The sequence of root and tuber induction is variable in the in vitro and in vivo conditions. In all the in vitro culture experiments, miniature tubers (Figure 3.2A) formed on cultured shoots often preceding root induction regardless of media composition whereas tubers and roots occur simultaneously in vivo. It is not clear at present whether the induction of in vitro tubers in the absence of a root system might have hindered root induction. Therefore, this “tuber before root” in vitro observation could well be a growth/morphological abnormality.
Morphological abnormalities are a common occurrence in micropropagated plants (SMULDERS AND DE KLERK, 2011; VANDEMOORTELE, 1999; WU et al., 2009; ZHAO et al., 2005b). In vitro abnormalities observed in this study include hyperhydricity (Figure 3.2C) and “bushiness” (Figure 3.10J) in the form of an abundance of small leaves on a short node section (D’ARTH et al., 2002; WHITEHOUSE et al., 2002). Hyperhydricity mainly affected adventitious shoots derived from callus. Shoots derived from nodal explants were seldom affected by hyperhydricity. No further morphological differences were observed between the parent plants and regenerants.
Concerning acclimatization incompetence, there are a couple of factors that have been reported as possible contributors. Light stress is one of the possible contributing reasons for this short-lived survival as transfer of plantlets to in vivo conditions of higher light intensities is known to have an overwhelming effect (CHANDRA et al., 2010; DEBERGH AND READ, 1991). Humidity is another factor that changes drastically, thus affecting plantlet survival (CHANDRA et al., 2010). Successful establishment of plantlets ex vitro, as a concluding step,
49 is crucial in micropropagation because many biotechnological applications are dependent on plant regeneration efficiency (TITOV et al., 2006; XU et al., 2009; YANG AND YEH, 2008;
ZHANG et al., 2001). Poor survival during acclimatization is often attributed to the heterotrophic mode of nutrition under which the plantlets develop morpho-physiological disorders such as poor control of water loss (DEBERGH AND READ, 1991; XIAO et al., 2011;
YANG AND YEH, 2008).
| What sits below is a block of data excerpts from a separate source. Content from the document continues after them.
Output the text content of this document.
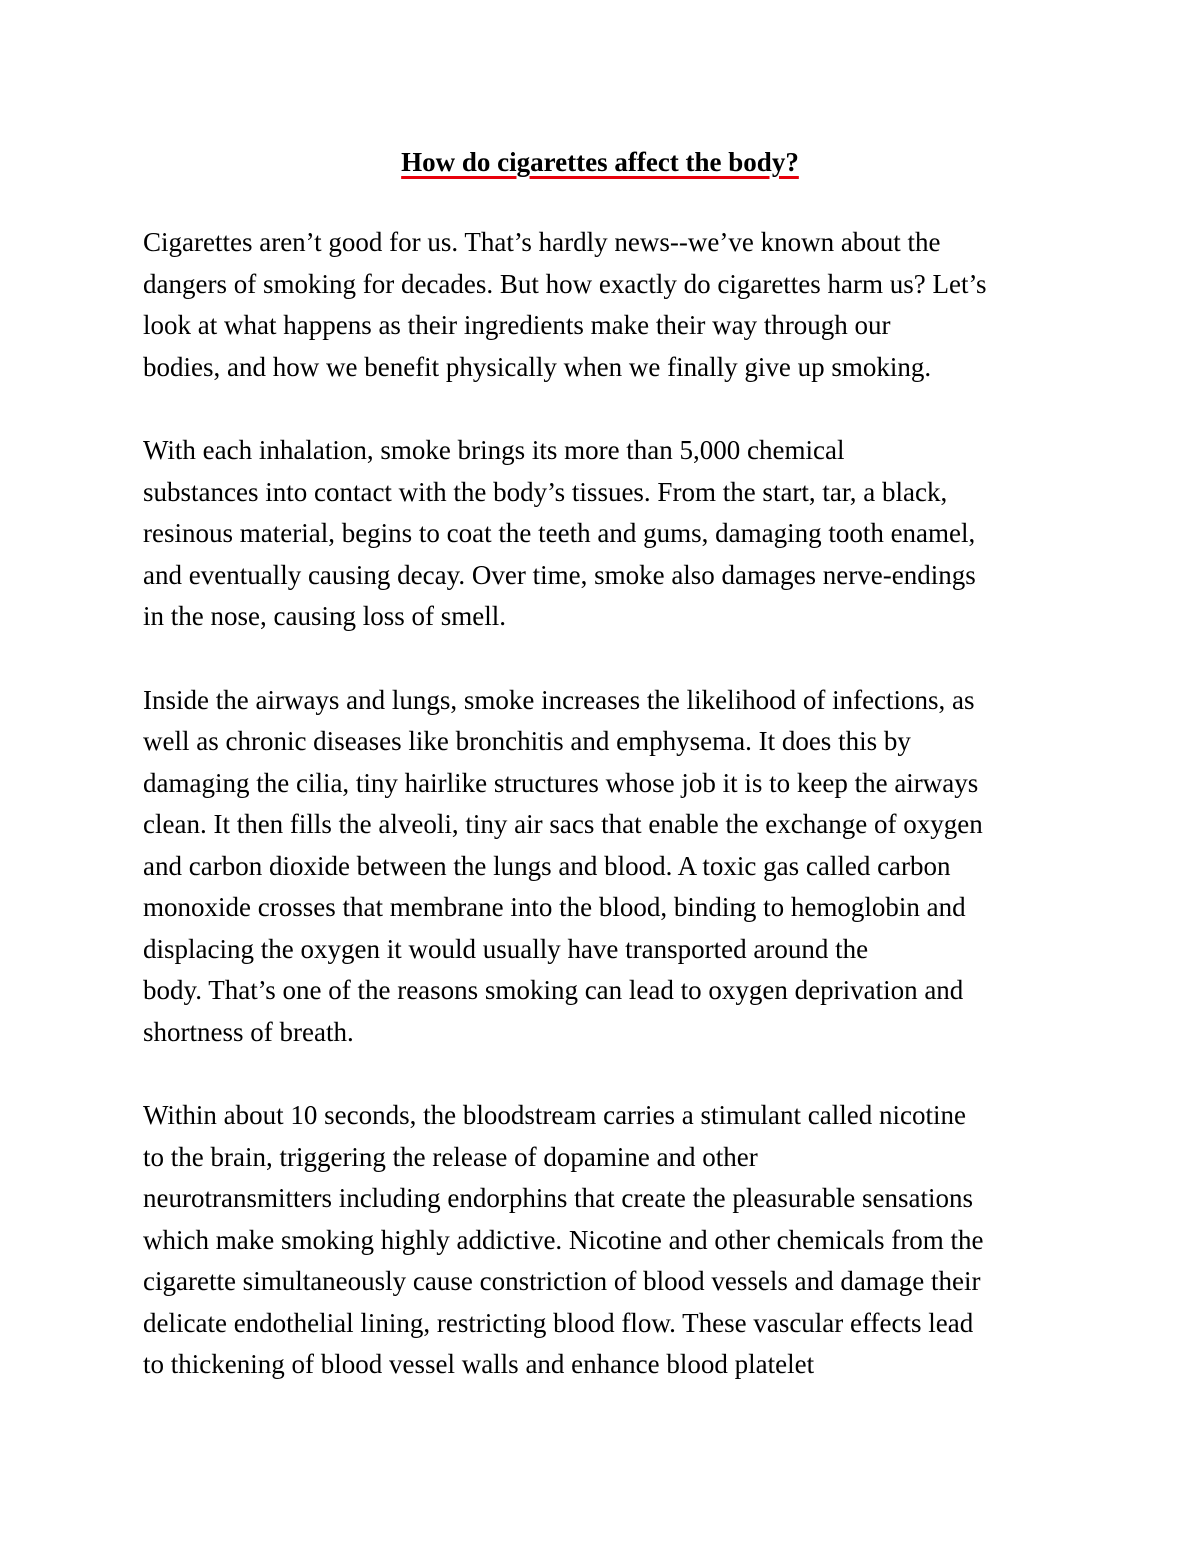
How do cigarettes affect the body?

Cigarettes aren’t good for us. That’s hardly news--we’ve known about the
dangers of smoking for decades. But how exactly do cigarettes harm us? Let’s
look at what happens as their ingredients make their way through our
bodies, and how we benefit physically when we finally give up smoking.

With each inhalation, smoke brings its more than 5,000 chemical
substances into contact with the body’s tissues. From the start, tar, a black,
resinous material, begins to coat the teeth and gums, damaging tooth enamel,
and eventually causing decay. Over time, smoke also damages nerve-endings
in the nose, causing loss of smell.

Inside the airways and lungs, smoke increases the likelihood of infections, as
well as chronic diseases like bronchitis and emphysema. It does this by
damaging the cilia, tiny hairlike structures whose job it is to keep the airways
clean. It then fills the alveoli, tiny air sacs that enable the exchange of oxygen
and carbon dioxide between the lungs and blood. A toxic gas called carbon
monoxide crosses that membrane into the blood, binding to hemoglobin and
displacing the oxygen it would usually have transported around the
body. That’s one of the reasons smoking can lead to oxygen deprivation and
shortness of breath.

Within about 10 seconds, the bloodstream carries a stimulant called nicotine
to the brain, triggering the release of dopamine and other
neurotransmitters including endorphins that create the pleasurable sensations
which make smoking highly addictive. Nicotine and other chemicals from the
cigarette simultaneously cause constriction of blood vessels and damage their
delicate endothelial lining, restricting blood flow. These vascular effects lead
to thickening of blood vessel walls and enhance blood platelet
However, Brachystelma has been observed to be a naturally fragile group of plants which might very well be a factor contributing to their poor performance in root development and acclimatization. Perhaps a study involving seed germination may yield better results and also shed some light on the rooting process of Brachystelma species.
During this study, it was quite challenging to obtain Brachystelma seeds. A few seed companies and nurseries such as Blackwood’s (Pietermaritzburg), Lifestyle seeds (Bloemfontein), Seedroom (SANBI) (Kirstenbosch), and Silverhill (Cape Town) were consulted but they had no supply of any Brachystelma seeds.
50 Figure 3.10: Micropropagation process of A-B. ngomense, D-B. pulchellum and G-B.
pygmaeum. A, D & G-Stock plants. B, E & H- In vitro establishment of B. ngomense, B.
pulchellum and B. pygmaeum .C- Fully acclimatized B. ngomense. F- Fully acclimatized B.
pygmaeum. I- In vitro rooting. J- Morphological abnormality of in vitro grown Brachystelma.
L- Brachystelma species in potting trays in mist house. M- Brachystelma species growing in green house. N- Humidity cover retaining moisture during first week of acclimatization in green house. O- Ex vitro derived roots. Scale bar = 10 mm.